Not everyone found Beachcomber funny: it is said Lord Beaverbrook, the Express’s proprietor, was entirely baffled. But the relevant point here is Huntingdonshire. Without it, the joke does not work, or nothing like as well. It needs the four sonorous syllables, shared by only four other counties. But it also needs Huntingdonshire’s essential obscurity and piddlingness. Rutland would never do: too brief a word, too obvious a choice. Do you understand what I’m saying? If not then, as Louis Armstrong supposedly said when asked what jazz is: ‘Lady, if you gotta ask, you’ll never know.’

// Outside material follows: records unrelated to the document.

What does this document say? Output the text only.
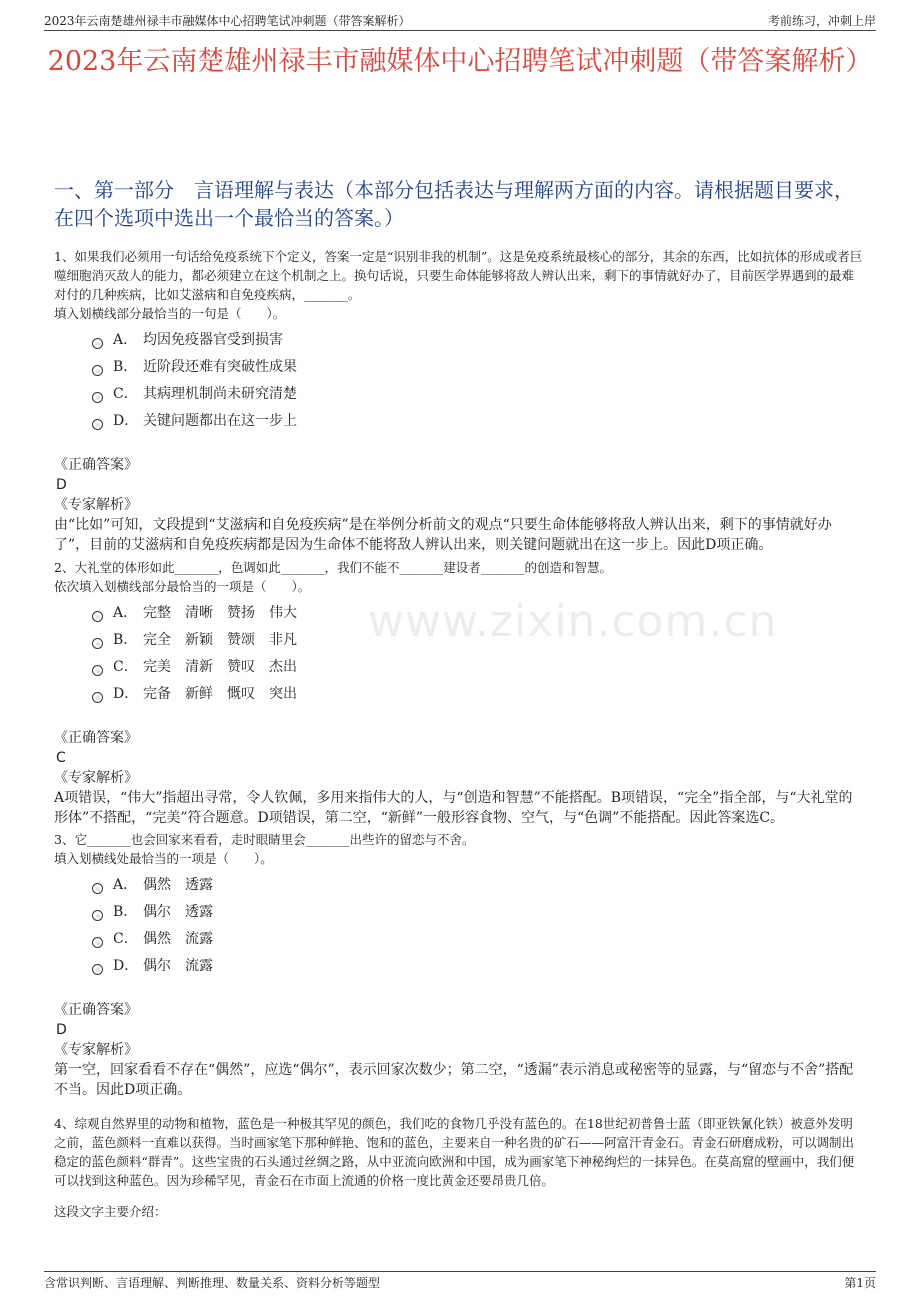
2023年云南楚雄州禄丰市融媒体中心招聘笔试冲刺题（带答案解析）	考前练习，冲刺上岸
2023年云南楚雄州禄丰市融媒体中心招聘笔试冲刺题（带答案解析）
一、第一部分　言语理解与表达（本部分包括表达与理解两方面的内容。请根据题目要求，在四个选项中选出一个最恰当的答案。）
1、如果我们必须用一句话给免疫系统下个定义，答案一定是“识别非我的机制”。这是免疫系统最核心的部分，其余的东西，比如抗体的形成或者巨噬细胞消灭敌人的能力，都必须建立在这个机制之上。换句话说，只要生命体能够将敌人辨认出来，剩下的事情就好办了，目前医学界遇到的最难对付的几种疾病，比如艾滋病和自免疫疾病，_______。
填入划横线部分最恰当的一句是（　　）。
A． 均因免疫器官受到损害
B． 近阶段还难有突破性成果
C． 其病理机制尚未研究清楚
D． 关键问题都出在这一步上
《正确答案》
D
《专家解析》
由“比如”可知，文段提到“艾滋病和自免疫疾病”是在举例分析前文的观点“只要生命体能够将敌人辨认出来，剩下的事情就好办了”，目前的艾滋病和自免疫疾病都是因为生命体不能将敌人辨认出来，则关键问题就出在这一步上。因此D项正确。
2、大礼堂的体形如此_______，色调如此_______，我们不能不_______建设者_______的创造和智慧。
依次填入划横线部分最恰当的一项是（　　）。
A． 完整　清晰　赞扬　伟大
B． 完全　新颖　赞颂　非凡
C． 完美　清新　赞叹　杰出
D． 完备　新鲜　慨叹　突出
《正确答案》
C
《专家解析》
A项错误，“伟大”指超出寻常，令人钦佩，多用来指伟大的人，与“创造和智慧”不能搭配。B项错误，“完全”指全部，与“大礼堂的形体”不搭配，“完美”符合题意。D项错误，第二空，“新鲜”一般形容食物、空气，与“色调”不能搭配。因此答案选C。
3、它_______也会回家来看看，走时眼睛里会_______出些许的留恋与不舍。
填入划横线处最恰当的一项是（　　）。
A． 偶然　透露
B． 偶尔　透露
C． 偶然　流露
D． 偶尔　流露
《正确答案》
D
《专家解析》
第一空，回家看看不存在“偶然”，应选“偶尔”，表示回家次数少；第二空，“透漏”表示消息或秘密等的显露，与“留恋与不舍”搭配不当。因此D项正确。
4、综观自然界里的动物和植物，蓝色是一种极其罕见的颜色，我们吃的食物几乎没有蓝色的。在18世纪初普鲁士蓝（即亚铁氰化铁）被意外发明之前，蓝色颜料一直难以获得。当时画家笔下那种鲜艳、饱和的蓝色，主要来自一种名贵的矿石——阿富汗青金石。青金石研磨成粉，可以调制出稳定的蓝色颜料“群青”。这些宝贵的石头通过丝绸之路，从中亚流向欧洲和中国，成为画家笔下神秘绚烂的一抹异色。在莫高窟的壁画中，我们便可以找到这种蓝色。因为珍稀罕见，青金石在市面上流通的价格一度比黄金还要昂贵几倍。
这段文字主要介绍：
www.zixin.com.cn
含常识判断、言语理解、判断推理、数量关系、资料分析等题型	第1页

Perhaps the most famous place of all in Huntingdonshire is barely even a place at all. You turn off down one quiet road and on to a lane that leads to a seventeenth-century religious retreat, founded by the MP and divine Nicholas Ferrar; a long-demolished stately home; a farm; a tiny church. It looks out placidly across what passes in Huntingdonshire as a valley. On the wood-panelled walls of the church is a scroll embroidered with a verse so unremittingly grim that one might think it came from the sternest of preachers:
You are not here to verify,
Instruct yourself or inform curiosity
Or carry report. You are here to kneel
Where prayer has been valid.
No author is given, though a crib sheet is close to hand. A battered and pencil-annotated copy of T. S. Eliot’s poems was open on the nearby pew. In context, it sounds somewhat different.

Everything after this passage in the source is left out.